Monday, May 14, 2012
Matthew Kerr on The Water-Babies
Matt, a final-year D.Phil. candidate in the English Faculty, came to CLYCC from a slightly different angle than many speakers: his interest in Charles Kingsley's The Water-Babies (1862–63) stems not from research into children's literature per se, but research into the sea in the nineteenth-century novel. Matt's paper provided some marine contexts for Kingsley's 'fairy tale', as well as associated comments on the relationship between adult and child therein. It is indicative, for example, that the dynamic between disbelief and belief which is so crucial to Kingsley should be incarnated by Professor Ptthmllnsprts (is this the thorniest name to pronounce in the whole of literature in English?—Matt handled it valiantly) and the little girl Ellie, and that the pair's exchange should take place at the archetypal littoral zone of the shoreline.
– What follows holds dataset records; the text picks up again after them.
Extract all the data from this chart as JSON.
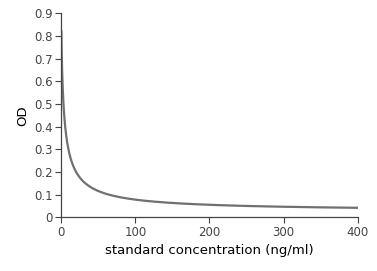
{
  "title": "",
  "xlabel": "standard concentration (ng/ml)",
  "ylabel": "OD",
  "xlim": [
    0,
    400
  ],
  "ylim": [
    0,
    0.9
  ],
  "xticks": [
    0,
    100,
    200,
    300,
    400
  ],
  "yticks": [
    0.0,
    0.1,
    0.2,
    0.3,
    0.4,
    0.5,
    0.6,
    0.7,
    0.8,
    0.9
  ],
  "line_color": "#707070",
  "line_width": 1.6,
  "curve_A": 0.82,
  "curve_D": 0.025,
  "curve_IC50": 4.5,
  "curve_n": 0.85,
  "background_color": "#ffffff",
  "spine_color": "#444444",
  "tick_color": "#444444",
  "tick_fontsize": 8.5,
  "label_fontsize": 9.5,
  "figsize": [
    3.77,
    2.71
  ],
  "dpi": 100
}
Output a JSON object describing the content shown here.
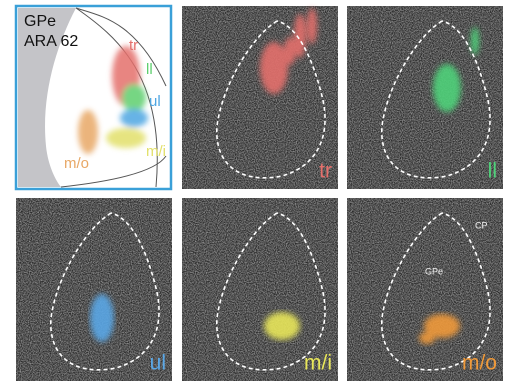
{
  "atlas": {
    "title": [
      "GPe",
      "ARA 62"
    ],
    "regions": [
      {
        "label": "tr",
        "color": "#e4706c"
      },
      {
        "label": "ll",
        "color": "#5fcf6e"
      },
      {
        "label": "ul",
        "color": "#4ea6e2"
      },
      {
        "label": "m/i",
        "color": "#e2e06a"
      },
      {
        "label": "m/o",
        "color": "#e8a866"
      }
    ]
  },
  "panels": [
    {
      "label": "tr",
      "color": "#e4706c"
    },
    {
      "label": "ll",
      "color": "#4fd27a"
    },
    {
      "label": "ul",
      "color": "#5aa7e6"
    },
    {
      "label": "m/i",
      "color": "#e8e65a"
    },
    {
      "label": "m/o",
      "color": "#f09a3a"
    }
  ],
  "annotations": {
    "cp": "CP",
    "gpe": "GPe"
  }
}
The fantastic rewriting of Tom's drowning in The Water-Babies was positioned by way of drowning motifs in Tennyson's 'In Memoriam A. H. H.' and divers other Victorian sources, with Matt noting that pseudo-scientific writings about drowning at this time (in the British Medical Journal, for instance) relate to psychoanalytical paradigms for both memory and childhood. One's life flashing before one's eyes entails a crystalline recollection of childhood events, a watery version of Susan Stewart's statement that '[w]e imagine childhood as if it were at the other end of the tunnel: distanced, diminutive, and clearly framed’.
W. Heath Robinson's illustration of Professor Ptthmllnsprts and Ellie, taken from the 1915 Houghton Mifflin edition of The Water-Babies.